Its again a quick VIDEO RECIPE with step by step instructions. Hope you find it useful.
The worst thing about a banana is that it gets ripe too quickly and once that happens there is no way you can eat it, but on the other hand the best thing is you can convert it into bananas bread like this one or banana bread with homemade creme fraiche and chocolate chips (doesn’t chocolate make everything better?) or vegan banana bread.
Banana muffins can make a quick lunch box idea as well. There are so many ways. I have also seen banana cookies on the internet.
How could I forget the banana cake. Its on the blog too and was one of the 1st recipes I posted. The picture doesn’t do any justice to the cake because the cake is too good and the pic is bad. I have been wanting to make it again and decorate it like a banana split dessert.
Imagine an awesome cake, frosted with whipped cream, some cherries on top and chocolate drizzle.
Wow! Hope I can clear that off my to do list soon.
Now speaking about few amazing things in Dubai – Last week we visited the farmers market @Zabeel Park which has fruits and vegetables that are locally grown and from ripe organic farms. I have always been a big fan of the farmers market. I find something magical about that place. Back in Orlando we were regular visitors to the farmers market and when we were planning to move to Dubai, I thought I will truly miss that.
I don’t know if its the idea of strolling in cool weather after the scorching summer heat or the smell of fresh popcorn or freshly baked breads or homemade baked goods or sight of fresh vegetables and fruits or the picnic atmosphere that makes it more appealing, maybe its the mix of everything, but I just cannot stop going to that place.
This banana bread is super moist and the brown sugar makes it even better. In fact it gives a slightly caramel taste and smell.

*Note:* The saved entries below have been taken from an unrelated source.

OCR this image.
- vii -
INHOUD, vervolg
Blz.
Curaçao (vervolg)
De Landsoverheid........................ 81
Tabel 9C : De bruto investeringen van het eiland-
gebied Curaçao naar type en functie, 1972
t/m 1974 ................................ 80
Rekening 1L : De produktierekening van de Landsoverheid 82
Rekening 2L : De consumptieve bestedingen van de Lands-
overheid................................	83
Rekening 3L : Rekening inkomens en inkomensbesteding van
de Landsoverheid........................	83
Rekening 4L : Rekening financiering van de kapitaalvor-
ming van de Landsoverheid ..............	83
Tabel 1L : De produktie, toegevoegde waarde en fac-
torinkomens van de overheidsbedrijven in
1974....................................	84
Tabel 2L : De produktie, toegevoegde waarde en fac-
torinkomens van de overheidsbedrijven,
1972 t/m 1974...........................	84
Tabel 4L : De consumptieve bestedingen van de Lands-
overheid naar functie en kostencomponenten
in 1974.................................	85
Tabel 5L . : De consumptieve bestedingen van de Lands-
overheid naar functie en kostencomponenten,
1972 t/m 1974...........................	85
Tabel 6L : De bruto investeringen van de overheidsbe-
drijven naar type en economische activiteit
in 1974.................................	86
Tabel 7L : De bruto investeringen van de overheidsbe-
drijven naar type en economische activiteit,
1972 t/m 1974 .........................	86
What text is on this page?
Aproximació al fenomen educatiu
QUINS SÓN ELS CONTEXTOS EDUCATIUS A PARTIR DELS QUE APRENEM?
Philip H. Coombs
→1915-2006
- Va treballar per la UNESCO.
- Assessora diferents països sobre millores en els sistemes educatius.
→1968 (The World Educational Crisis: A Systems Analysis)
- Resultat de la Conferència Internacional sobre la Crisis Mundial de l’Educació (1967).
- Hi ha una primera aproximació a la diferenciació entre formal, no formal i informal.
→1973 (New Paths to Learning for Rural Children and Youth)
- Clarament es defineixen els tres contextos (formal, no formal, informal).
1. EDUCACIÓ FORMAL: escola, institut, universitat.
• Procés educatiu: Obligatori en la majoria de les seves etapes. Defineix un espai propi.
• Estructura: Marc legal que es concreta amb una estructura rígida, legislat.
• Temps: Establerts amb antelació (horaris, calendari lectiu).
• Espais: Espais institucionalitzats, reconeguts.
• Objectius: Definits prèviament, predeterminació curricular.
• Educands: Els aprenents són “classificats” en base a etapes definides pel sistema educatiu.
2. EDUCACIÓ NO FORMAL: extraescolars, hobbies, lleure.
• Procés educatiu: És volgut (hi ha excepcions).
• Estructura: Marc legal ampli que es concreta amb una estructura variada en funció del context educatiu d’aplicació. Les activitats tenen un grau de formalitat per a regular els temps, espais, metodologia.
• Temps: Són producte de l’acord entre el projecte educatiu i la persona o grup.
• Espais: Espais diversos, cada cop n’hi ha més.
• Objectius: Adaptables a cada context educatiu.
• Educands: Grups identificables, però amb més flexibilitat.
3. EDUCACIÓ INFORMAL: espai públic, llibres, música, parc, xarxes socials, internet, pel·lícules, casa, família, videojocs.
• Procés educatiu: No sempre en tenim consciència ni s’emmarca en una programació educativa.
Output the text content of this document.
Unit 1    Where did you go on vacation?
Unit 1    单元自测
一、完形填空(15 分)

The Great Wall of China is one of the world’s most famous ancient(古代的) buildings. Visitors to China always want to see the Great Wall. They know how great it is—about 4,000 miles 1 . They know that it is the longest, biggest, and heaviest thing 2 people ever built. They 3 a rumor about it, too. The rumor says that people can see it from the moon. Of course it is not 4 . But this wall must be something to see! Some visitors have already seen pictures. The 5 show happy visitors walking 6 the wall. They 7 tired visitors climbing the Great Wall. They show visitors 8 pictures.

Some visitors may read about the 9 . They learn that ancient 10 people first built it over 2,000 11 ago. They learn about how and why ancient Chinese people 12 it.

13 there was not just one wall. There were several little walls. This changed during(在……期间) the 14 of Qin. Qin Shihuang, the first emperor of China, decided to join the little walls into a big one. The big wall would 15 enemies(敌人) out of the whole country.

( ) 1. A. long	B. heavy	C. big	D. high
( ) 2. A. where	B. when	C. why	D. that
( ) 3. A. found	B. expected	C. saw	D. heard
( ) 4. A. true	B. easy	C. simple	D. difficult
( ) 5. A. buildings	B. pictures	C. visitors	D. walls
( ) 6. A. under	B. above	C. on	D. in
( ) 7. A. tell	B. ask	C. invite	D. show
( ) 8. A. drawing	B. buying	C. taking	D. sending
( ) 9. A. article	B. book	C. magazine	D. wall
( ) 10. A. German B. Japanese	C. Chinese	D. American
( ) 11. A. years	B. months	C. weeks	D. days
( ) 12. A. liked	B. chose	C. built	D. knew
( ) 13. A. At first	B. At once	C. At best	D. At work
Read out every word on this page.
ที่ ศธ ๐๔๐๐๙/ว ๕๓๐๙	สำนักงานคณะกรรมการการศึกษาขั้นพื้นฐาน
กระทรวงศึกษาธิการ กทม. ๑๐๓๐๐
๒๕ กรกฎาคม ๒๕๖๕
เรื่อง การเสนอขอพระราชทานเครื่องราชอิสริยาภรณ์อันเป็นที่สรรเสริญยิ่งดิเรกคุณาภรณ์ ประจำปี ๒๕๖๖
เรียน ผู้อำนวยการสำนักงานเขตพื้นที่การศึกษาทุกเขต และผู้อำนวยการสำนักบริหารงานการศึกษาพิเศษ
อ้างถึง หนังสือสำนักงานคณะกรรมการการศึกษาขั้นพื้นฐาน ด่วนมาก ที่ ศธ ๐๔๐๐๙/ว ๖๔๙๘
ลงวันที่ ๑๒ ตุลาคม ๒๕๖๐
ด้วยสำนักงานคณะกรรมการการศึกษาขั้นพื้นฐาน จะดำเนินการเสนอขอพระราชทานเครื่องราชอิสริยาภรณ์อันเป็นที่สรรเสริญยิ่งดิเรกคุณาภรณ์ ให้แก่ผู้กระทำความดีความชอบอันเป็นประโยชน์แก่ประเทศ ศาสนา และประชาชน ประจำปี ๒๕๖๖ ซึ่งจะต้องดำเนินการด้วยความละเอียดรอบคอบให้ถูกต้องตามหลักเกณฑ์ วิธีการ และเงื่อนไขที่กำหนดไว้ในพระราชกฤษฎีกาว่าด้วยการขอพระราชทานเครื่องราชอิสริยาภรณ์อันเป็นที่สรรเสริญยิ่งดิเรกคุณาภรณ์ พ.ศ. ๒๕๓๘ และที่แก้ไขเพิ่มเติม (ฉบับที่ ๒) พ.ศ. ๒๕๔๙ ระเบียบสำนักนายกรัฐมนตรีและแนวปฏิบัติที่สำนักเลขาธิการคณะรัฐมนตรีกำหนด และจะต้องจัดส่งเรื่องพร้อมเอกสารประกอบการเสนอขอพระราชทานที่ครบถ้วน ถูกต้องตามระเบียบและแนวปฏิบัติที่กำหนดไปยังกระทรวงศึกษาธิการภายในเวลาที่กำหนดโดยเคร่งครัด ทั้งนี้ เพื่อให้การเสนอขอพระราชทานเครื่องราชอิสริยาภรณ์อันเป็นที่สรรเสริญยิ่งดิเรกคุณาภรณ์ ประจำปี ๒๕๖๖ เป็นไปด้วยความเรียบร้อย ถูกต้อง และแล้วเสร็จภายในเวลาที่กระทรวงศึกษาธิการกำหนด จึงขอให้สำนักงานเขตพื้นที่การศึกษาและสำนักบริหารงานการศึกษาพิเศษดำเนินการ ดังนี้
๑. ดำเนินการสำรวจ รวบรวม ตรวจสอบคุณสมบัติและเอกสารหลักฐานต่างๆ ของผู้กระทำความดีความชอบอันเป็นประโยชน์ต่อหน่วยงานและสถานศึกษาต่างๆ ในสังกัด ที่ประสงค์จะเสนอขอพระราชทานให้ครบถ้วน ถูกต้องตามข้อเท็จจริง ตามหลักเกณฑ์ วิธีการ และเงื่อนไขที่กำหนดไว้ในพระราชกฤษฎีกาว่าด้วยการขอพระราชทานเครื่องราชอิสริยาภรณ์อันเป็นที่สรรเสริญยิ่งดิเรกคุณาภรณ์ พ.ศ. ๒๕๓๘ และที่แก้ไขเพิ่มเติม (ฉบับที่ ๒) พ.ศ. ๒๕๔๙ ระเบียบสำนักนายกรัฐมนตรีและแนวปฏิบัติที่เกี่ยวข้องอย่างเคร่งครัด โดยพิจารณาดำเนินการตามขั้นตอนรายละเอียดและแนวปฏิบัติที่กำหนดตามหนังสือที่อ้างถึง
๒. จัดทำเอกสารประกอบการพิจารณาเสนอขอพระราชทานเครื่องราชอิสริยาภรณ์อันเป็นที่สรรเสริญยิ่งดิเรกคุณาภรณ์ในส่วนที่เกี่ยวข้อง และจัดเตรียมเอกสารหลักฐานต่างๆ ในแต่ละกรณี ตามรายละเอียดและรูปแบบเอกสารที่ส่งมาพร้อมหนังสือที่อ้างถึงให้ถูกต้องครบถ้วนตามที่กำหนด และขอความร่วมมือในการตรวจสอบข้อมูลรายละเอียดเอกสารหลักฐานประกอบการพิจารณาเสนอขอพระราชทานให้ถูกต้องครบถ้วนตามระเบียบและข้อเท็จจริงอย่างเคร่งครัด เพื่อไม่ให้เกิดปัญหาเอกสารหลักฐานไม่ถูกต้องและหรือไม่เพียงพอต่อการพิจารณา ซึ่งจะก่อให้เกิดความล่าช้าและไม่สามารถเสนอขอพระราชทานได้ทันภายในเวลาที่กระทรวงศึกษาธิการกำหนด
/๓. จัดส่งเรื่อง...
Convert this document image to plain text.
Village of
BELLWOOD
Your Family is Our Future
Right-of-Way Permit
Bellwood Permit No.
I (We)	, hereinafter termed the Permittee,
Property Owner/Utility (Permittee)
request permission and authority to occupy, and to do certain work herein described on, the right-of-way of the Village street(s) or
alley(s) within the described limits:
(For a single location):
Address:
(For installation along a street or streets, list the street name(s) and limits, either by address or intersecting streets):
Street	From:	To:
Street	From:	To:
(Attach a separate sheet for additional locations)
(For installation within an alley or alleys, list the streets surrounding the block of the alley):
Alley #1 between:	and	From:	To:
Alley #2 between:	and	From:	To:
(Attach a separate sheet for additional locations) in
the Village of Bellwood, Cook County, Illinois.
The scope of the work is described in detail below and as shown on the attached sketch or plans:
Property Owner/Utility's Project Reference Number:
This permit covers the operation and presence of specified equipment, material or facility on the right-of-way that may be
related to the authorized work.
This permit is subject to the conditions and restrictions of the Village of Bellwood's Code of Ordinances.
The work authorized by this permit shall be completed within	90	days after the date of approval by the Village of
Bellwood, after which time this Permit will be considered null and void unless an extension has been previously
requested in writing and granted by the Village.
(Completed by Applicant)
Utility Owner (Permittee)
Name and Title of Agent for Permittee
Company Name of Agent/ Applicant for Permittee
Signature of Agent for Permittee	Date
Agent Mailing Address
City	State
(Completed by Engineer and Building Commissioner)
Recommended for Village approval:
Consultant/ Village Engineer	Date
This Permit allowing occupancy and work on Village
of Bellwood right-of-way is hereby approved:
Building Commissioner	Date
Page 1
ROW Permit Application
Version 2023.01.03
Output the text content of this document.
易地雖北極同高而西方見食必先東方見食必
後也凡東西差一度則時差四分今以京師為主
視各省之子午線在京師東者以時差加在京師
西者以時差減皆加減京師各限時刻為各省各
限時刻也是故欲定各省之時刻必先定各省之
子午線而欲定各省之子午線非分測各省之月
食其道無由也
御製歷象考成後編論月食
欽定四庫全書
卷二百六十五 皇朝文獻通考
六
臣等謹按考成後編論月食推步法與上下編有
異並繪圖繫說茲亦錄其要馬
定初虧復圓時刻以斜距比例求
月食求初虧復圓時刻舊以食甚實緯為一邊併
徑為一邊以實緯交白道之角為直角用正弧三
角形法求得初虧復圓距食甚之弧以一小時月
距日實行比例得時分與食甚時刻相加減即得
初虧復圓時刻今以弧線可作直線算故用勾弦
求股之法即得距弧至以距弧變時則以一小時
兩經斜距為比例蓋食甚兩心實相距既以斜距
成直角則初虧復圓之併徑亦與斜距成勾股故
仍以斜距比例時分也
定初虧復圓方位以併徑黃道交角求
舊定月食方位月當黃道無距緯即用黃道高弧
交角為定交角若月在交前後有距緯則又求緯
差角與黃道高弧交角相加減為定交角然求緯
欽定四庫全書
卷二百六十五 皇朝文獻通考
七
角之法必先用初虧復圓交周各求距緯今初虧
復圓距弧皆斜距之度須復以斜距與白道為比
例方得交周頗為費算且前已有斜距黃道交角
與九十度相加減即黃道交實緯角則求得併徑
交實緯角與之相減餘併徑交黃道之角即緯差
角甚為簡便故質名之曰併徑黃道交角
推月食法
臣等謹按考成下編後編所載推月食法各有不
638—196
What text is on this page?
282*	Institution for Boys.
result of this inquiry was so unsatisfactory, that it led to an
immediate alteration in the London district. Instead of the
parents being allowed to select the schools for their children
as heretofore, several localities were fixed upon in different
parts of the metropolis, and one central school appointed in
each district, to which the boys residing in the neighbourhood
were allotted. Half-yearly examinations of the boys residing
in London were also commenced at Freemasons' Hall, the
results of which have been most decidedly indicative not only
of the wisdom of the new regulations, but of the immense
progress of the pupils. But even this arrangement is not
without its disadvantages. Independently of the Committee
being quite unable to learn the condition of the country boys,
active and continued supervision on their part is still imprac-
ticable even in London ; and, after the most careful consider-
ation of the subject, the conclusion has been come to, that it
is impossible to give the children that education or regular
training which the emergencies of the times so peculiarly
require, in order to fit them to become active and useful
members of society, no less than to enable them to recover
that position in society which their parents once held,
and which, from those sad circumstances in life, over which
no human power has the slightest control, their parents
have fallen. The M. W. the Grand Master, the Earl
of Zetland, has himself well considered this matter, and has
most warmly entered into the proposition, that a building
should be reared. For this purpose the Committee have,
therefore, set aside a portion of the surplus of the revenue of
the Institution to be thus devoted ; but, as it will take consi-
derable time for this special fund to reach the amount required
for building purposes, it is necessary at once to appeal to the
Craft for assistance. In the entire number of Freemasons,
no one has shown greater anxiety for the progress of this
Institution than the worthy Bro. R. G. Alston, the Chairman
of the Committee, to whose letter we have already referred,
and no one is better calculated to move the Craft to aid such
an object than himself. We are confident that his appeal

Banana adds super moistness to the bread. You can toast it and spread some butter on it too.
You should try this one.
- 2 cups (240g) all purpose flour / maida
- 1 teaspoon baking powder
- 1 teaspoon baking soda
- ¼ teaspoon salt
- ½ teaspoon (nutmeg, cinnamon or cardamom) powder
- 3 ripe bananas
- (1/4 cup)(1/2 stick)( 50 g) butter
- ¾ cup (38g) tightly packed brown sugar
- ¼ cup (50g) white sugar
- 2 tablespoons vegetable oil
- 1 large egg
- ½ cup (4oz)(120ml) yogurt
- 1 teaspoon vanilla extract
- ½ cup walnuts or chopped pistachios
- Preheat the oven to 175 degrees Celsius / 350 degrees Fahrenheit.
- Grease and flour a 9*5 inch loaf pan. Line with parchment paper.
- Sift together flour + baking powder + baking soda + salt + nutmeg powder and keep aside.
- In a large mixing bowl, mash the ripe bananas until no lumps remain.
- To this add butter + brown sugar + white sugar and beat well for about 3 minutes.
- Add vegetable oil and mix. To this add egg and mix again, then the yogurt and mix. (Mix only as needed)
- Scrape off the sides, mix again and fold in the flour little at a time.
- Use a spatula and stir only until the dry ingredients are moist. Fold in nuts.
- Pour into a loaf pan. Sprinkle some pistachios and arrange sliced bananas if needed.
- Bake for 55 minutes to an hour or until a skewer inserted in the center of the cake comes out clean.
- Let it sit in the pan for 5 minutes, then transfer onto a wire rack and let it cool completely before wrapping it up.